I watched him make his way down the narrow staircase, prodigious in his width, haunches rocking in that firm eternal way of beasts of burden. I imagined him a few minutes hence, standing on the Bowery trying to hail a cab to take him to his car, a custom-made machine gleaming at the top of a circular ramp in some midtown garage. Globke was accustomed to being propelled, ballistically, to and from distant points of commerce, and so there was something agreeably serene, even biblical, in his rudimentary journey down those stairs.

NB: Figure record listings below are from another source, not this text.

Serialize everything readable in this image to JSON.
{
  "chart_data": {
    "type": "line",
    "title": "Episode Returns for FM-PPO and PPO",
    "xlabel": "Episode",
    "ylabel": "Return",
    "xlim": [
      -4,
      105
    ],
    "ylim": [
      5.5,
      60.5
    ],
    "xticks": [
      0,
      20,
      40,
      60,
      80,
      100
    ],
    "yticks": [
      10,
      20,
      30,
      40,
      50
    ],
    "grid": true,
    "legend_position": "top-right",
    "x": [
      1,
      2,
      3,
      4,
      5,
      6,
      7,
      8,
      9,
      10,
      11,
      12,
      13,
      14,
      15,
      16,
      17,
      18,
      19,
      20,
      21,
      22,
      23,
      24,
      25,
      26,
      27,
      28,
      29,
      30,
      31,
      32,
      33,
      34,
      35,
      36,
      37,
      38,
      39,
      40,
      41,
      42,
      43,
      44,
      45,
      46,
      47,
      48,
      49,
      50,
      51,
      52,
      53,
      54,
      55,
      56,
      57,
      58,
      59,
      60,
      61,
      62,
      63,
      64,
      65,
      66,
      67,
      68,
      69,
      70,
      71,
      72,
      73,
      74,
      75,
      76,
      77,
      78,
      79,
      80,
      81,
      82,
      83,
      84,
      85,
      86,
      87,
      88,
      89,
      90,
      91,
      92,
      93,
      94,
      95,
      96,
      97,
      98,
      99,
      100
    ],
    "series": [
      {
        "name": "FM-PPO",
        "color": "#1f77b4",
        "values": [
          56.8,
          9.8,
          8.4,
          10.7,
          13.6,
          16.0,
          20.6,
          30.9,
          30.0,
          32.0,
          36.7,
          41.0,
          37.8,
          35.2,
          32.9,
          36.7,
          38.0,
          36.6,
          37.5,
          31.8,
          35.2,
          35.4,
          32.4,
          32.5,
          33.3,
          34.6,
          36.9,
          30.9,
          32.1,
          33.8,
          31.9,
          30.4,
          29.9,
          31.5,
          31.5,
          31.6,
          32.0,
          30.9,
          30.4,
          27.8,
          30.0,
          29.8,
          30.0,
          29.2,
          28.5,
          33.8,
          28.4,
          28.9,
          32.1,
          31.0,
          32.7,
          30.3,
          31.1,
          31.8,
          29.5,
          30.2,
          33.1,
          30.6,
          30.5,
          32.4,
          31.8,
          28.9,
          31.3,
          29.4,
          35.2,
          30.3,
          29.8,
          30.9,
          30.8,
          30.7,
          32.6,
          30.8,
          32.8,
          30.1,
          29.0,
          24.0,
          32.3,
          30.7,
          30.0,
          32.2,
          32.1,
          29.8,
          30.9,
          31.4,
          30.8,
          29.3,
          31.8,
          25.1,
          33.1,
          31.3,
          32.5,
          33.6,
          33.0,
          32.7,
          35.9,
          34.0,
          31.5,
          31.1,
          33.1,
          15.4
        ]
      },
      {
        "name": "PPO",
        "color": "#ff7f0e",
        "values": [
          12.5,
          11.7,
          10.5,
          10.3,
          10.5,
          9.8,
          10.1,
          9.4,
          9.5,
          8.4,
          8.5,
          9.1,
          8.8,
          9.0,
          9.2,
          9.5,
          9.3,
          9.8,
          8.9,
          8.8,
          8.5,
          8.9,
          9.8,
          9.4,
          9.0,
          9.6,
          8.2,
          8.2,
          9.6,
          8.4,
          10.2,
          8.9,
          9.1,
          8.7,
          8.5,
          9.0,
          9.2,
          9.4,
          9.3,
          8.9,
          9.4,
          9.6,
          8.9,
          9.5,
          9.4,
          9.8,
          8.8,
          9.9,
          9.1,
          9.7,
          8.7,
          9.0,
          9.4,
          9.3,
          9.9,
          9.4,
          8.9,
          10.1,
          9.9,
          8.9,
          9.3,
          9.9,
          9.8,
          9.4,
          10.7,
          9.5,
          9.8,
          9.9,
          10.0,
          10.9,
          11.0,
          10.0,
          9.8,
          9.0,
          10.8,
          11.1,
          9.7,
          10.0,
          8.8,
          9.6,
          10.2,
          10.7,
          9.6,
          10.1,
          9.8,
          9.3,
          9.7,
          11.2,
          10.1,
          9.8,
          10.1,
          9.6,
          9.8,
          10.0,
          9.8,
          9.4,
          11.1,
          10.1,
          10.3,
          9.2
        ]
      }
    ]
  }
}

I set the radio dial between local stations and picked up some dust from a delta-blues guitar far off in the night. After a while I had some soup and went to bed, wearing Opel's coat. I knew it was warm wherever she was, most likely a crowded city in one of the timeless lands she loved so much. She favored warm climates and teeming streets. In my mind she was always emerging from hotels in timeless lands and looking around for signs of a teeming street. She liked to watch Arabs spit, and was entertained by similar shows of local prowess in non-Islamic countries. Opel's father was a titled American – president of a small Texas bank, board member of a utilities company, partner in an auto dealership. She fled all this for a Me in rock 'n' roll. She wanted to be lead singer in a coke-snorting hard-rock band but was prepared to be content beating a tambourine at studio parties. Her mind was exceptional, a fact she preferred to ignore. All she desired was the brute electricity of that sound. To make the men who made it. To keep moving. To forget everything. To be the sound. That was the only tide she heeded. She wanted to exist as music does, nowhere, beyond the maps of language. Opel knew almost every important figure in the business, in the culture, in the various subcultures. But she had no talent as a performer, not the slightest, and so drifted along the jet trajectories from band to band, keeping near the fevers of her love, that obliterating sound, until we met eventually in Mexico, in somebody's sister's bed, where the tiny surprise of her name, dropping like a pebble on chrome, brought our incoherent night to proper conclusion, the first of all the rest, transactions in reciprocal tourism.